Bahçeli continues to take aim at Akşener’s bid

Bahçeli continues to take aim at Akşener’s bid

ANKARA

The Nationalist Movement Party’s (MHP) leader Devlet Bahçeli has continued to criticize presidential candidate and İYİ (Good) Party leader Meral Akşener’s bid to collect 100,000 signatures for her nomination, claiming she was encouraged by the Fethullah Gülen network, widely believed to have masterminded the July 15, 2016 failed coup attempt.

“Why would a party with a history of less than seven months attempt to collect 100,000 signatures when it is not needed?” Bahçeli wrote in a Twitter post on May 5.

“Who gave them this advice? Is it Pennsylvania who suggested this?” he went on in his series of tweets, referring to Gülen’s current place of residence, who is wanted by Turkey to be tried on allegations of founding and leading the Fethullahist Terrorist Organization (FETÖ).

‘I refrain from speaking against her’ 

Bahçeli also said he would refrain from speaking against Meral Akşener “because she is a woman,” while voicing his anger against the former MHP member and the recent founder of the İYİ Party.

“I refrain from speaking against the person who is the leader of the İP [İYİ Party] because she is a woman,” he said.

“This is in honor of my respect for women and womanhood,” he added, before warning her “to know her place and to exercise good manners and polite language.”

Two opposition leaders, Akşener and Temel Karamollaoğlu from the Felicity Party (SP), who will run for presidency in the June 24 polls, began collecting the required 100,000 signatures on May 4, a day after Bahçeli urged the government to probe the potential links of the names on the signature list with FETÖ.

According to the law, a presidential candidate can be nominated by a political party, which has either received at least 5 percent of the votes in the last election or has at least 20 seats in parliament. Individuals who collect at least 100,000 signatures from voters also qualify to be a nominee.

As the process for collecting signatures for independent candidates continues, the İYİ Party and the SP’s candidates have reached the threshold of 100,000 signatures as of May 6 and qualify to run in the elections.

Following a call by main opposition Republican People’s Party (CHP) leader Kemal Kılıçdaroğlu, members of the main opposition party have also signed for Akşener and Karamollaoğlu.
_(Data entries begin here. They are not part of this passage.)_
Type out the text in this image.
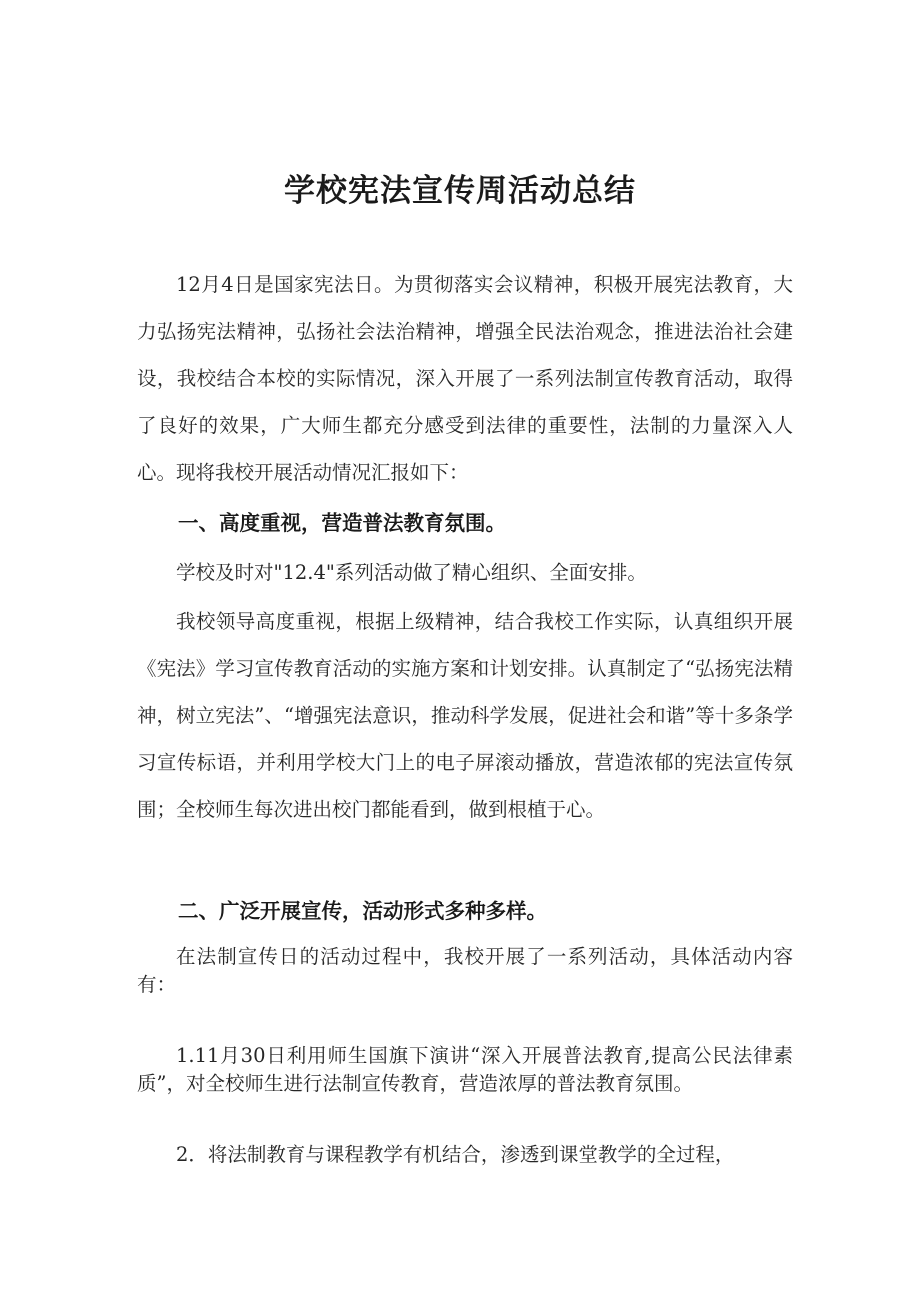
学校宪法宣传周活动总结

12月4日是国家宪法日。为贯彻落实会议精神，积极开展宪法教育，大力弘扬宪法精神，弘扬社会法治精神，增强全民法治观念，推进法治社会建设，我校结合本校的实际情况，深入开展了一系列法制宣传教育活动，取得了良好的效果，广大师生都充分感受到法律的重要性，法制的力量深入人心。现将我校开展活动情况汇报如下：

一、高度重视，营造普法教育氛围。

学校及时对"12.4"系列活动做了精心组织、全面安排。

我校领导高度重视，根据上级精神，结合我校工作实际，认真组织开展《宪法》学习宣传教育活动的实施方案和计划安排。认真制定了“弘扬宪法精神，树立宪法”、“增强宪法意识，推动科学发展，促进社会和谐”等十多条学习宣传标语，并利用学校大门上的电子屏滚动播放，营造浓郁的宪法宣传氛围；全校师生每次进出校门都能看到，做到根植于心。

二、广泛开展宣传，活动形式多种多样。

在法制宣传日的活动过程中，我校开展了一系列活动，具体活动内容有：

1.11月30日利用师生国旗下演讲“深入开展普法教育,提高公民法律素质”，对全校师生进行法制宣传教育，营造浓厚的普法教育氛围。

2．将法制教育与课程教学有机结合，渗透到课堂教学的全过程，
Since the number of İYİ Party seats in parliament has risen to 20 after 15 MPs resigned from the CHP and joined the İYİ Party, Akşener could be nominated by the parliamentary group but she has chosen to take on the challenge of collecting 100,000 signatures.

The Turkish Parliament approved a joint proposal by the ruling Justice and Development Party (AKP) and the MHP on April 20 to hold snap elections on June 24, 2018, a year-and-a-half before the originally scheduled date.